Результаты исследования указывают на умеренно выраженный нейропротекторный эффект PEA в модели височной эпилепсии с учетом выбранного дизайна. В условиях свободного поведения в открытом поле у здоровых животных отмечалось уменьшение двигательной активности и количества стоек. Угасание обоих показателей при повторном тесте может говорить о снижении у здоровых животных интереса к открытому полю как к знакомому пространству. У крыс в группе отрицательного контроля, напротив, количество стоек не изменялось, что говорит о сохранении интереса к полю как к новому пространству. Применение PEA нивелирует этот эффект модели, сохраняя когнитивные функции животных. Развитие модели приводит также к тому, что двигательная активность животных в открытом поле растет. Такой эффект отмечен ранее также при однократном использовании теста [26]. В данном случае PEA не оказывает существенного влияния на показатель.

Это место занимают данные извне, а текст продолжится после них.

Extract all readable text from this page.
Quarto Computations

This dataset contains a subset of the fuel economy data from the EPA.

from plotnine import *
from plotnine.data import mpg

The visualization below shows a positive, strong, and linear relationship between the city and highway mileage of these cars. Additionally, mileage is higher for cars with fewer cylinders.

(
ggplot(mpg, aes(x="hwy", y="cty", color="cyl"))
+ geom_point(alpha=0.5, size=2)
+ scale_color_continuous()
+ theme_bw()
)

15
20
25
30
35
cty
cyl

Важно отметить, что увеличение двигательной активности выше первоначальной указывает в большей степени на развитие характерной для модели гиперреактивности и тревожности [27], нежели на повышенный интерес к открытому полю.

Результаты гистологических исследований показывают, что наиболее существенно применение PEA влияет на плотность нейронов в дорсальной области СА1, а также на степень прорастания мшистых волокон в молекулярный слой зубчатой извилины, причем как в дорсальном, так и в вентральном гиппокампе. Согласно современным представлениям о механизмах развития пилокарпиновой модели височной эпилепсии пилокарпин после достижения индивидуальной пороговой дозы активирует глутаматергические нейронные сети, вызывая развитие эпилептического статуса. При этом гибель нейронов, отмечаемая впоследствии, определяется эксайтотоксическим действием глутамата [26]. Обратное прорастание мшистых волокон – характерный патоморфологический признак височной эпилепсии. Предполагается, что при этом происходит формирование нейронных сетей, которые компенсируют функции утраченных нейронов других областей гиппокампа и вместе с тем обладают патологической сверхвозбудимостью [28, 29]. При этом ключевым периодом являются первые дни после начала эпилептогенеза.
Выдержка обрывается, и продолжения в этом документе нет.